Et alors l’aigle la laisse tomber.
Et presque toujours la tortue exécute un plongeon mortel. Tout le monde sait pourquoi. La gravité est une habitude dont on a du mal à se débarrasser. En revanche, nul ne sait pourquoi l’aigle agit ainsi. C’est bon à manger, la tortue, mais vu les efforts déployés, on fait un meilleur repas avec à peu près n’importe quoi d’autre. C’est tout bonnement la grande joie des aigles de tourmenter les tortues.
Mais évidemment, ce dont l’aigle ne se doute pas, c’est qu’il participe à une forme très rudimentaire de la sélection naturelle.
Un jour, une tortue va apprendre à voler.
L’histoire se passe dans des contrées désertiques aux nuances terre d’ombre et orangé. Situer son début et sa fin s’avère plus problématique, mais un de ses débuts au moins eut lieu au-dessus de la limite des neiges éternelles, à des milliers de kilomètres dans les montagnes qui entourent le Moyeu[1].
Une des questions philosophiques qui reviennent régulièrement est la suivante :
Un arbre qui s’abat dans la forêt fait-il du bruit quand il n’y a personne pour l’entendre ?
Ce qui donne une indication sur la nature des philosophes, parce qu’il y a toujours quelqu’un dans une forêt.

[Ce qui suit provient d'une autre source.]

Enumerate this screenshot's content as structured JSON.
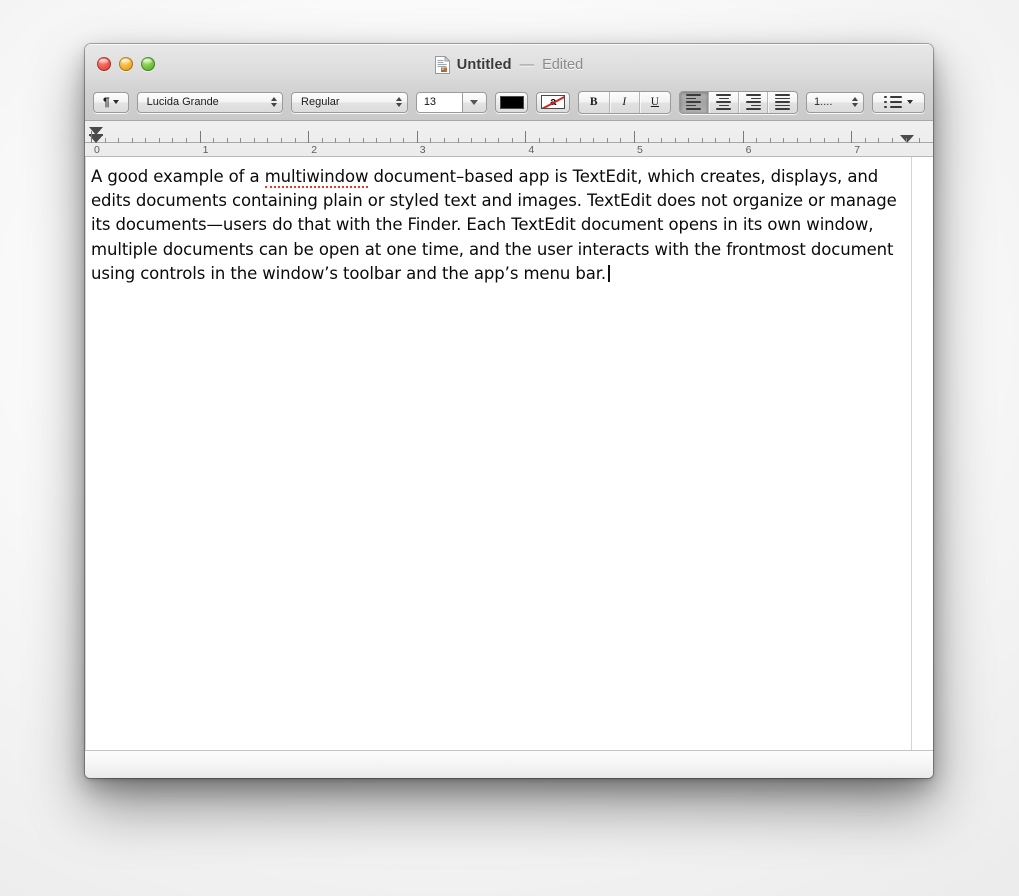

Peut-être seulement un blaireau qui se demande d’où vient ce fracas, ou un écureuil un brin intrigué par l’ensemble du décor qui s’élève d’un coup, mais quelqu’un. À l’extrême limite, si l’arbre s’abat au fin fond de la forêt, des millions de petits dieux l’entendent.
Des événements se produisent, les uns après les autres. Ils se fichent qu’on le sache ou non. Mais l’Histoire avec un grand H… ah, ça, c’est autre chose. Ça s’étudie, l’Histoire. Sinon ce n’est plus de l’Histoire. C’est seulement… eh bien, des événements qui se produisent les uns après les autres.
Et bien entendu, il faut la surveiller. Sans quoi elle pourrait devenir n’importe quoi. Parce que l’Histoire, contrairement aux théories populaires, est bel et bien faite de rois, de dates et de batailles. Et ces éléments doivent apparaître à leur heure. Voilà qui est délicat. Dans un univers chaotique, trop de choses risquent de tourner mal. Il est très facile pour le cheval d’un général de perdre un fer au mauvais moment, pour un subalterne de comprendre un ordre de travers, ou pour le porteur d’un message vital d’essuyer l’attaque d’hommes armés de bâtons et poussés par des difficultés de trésorerie. N’oublions pas non plus les histoires sauvages, excroissances parasites sur l’arbre de l’Histoire, qui essayent de l’infléchir dans leur sens.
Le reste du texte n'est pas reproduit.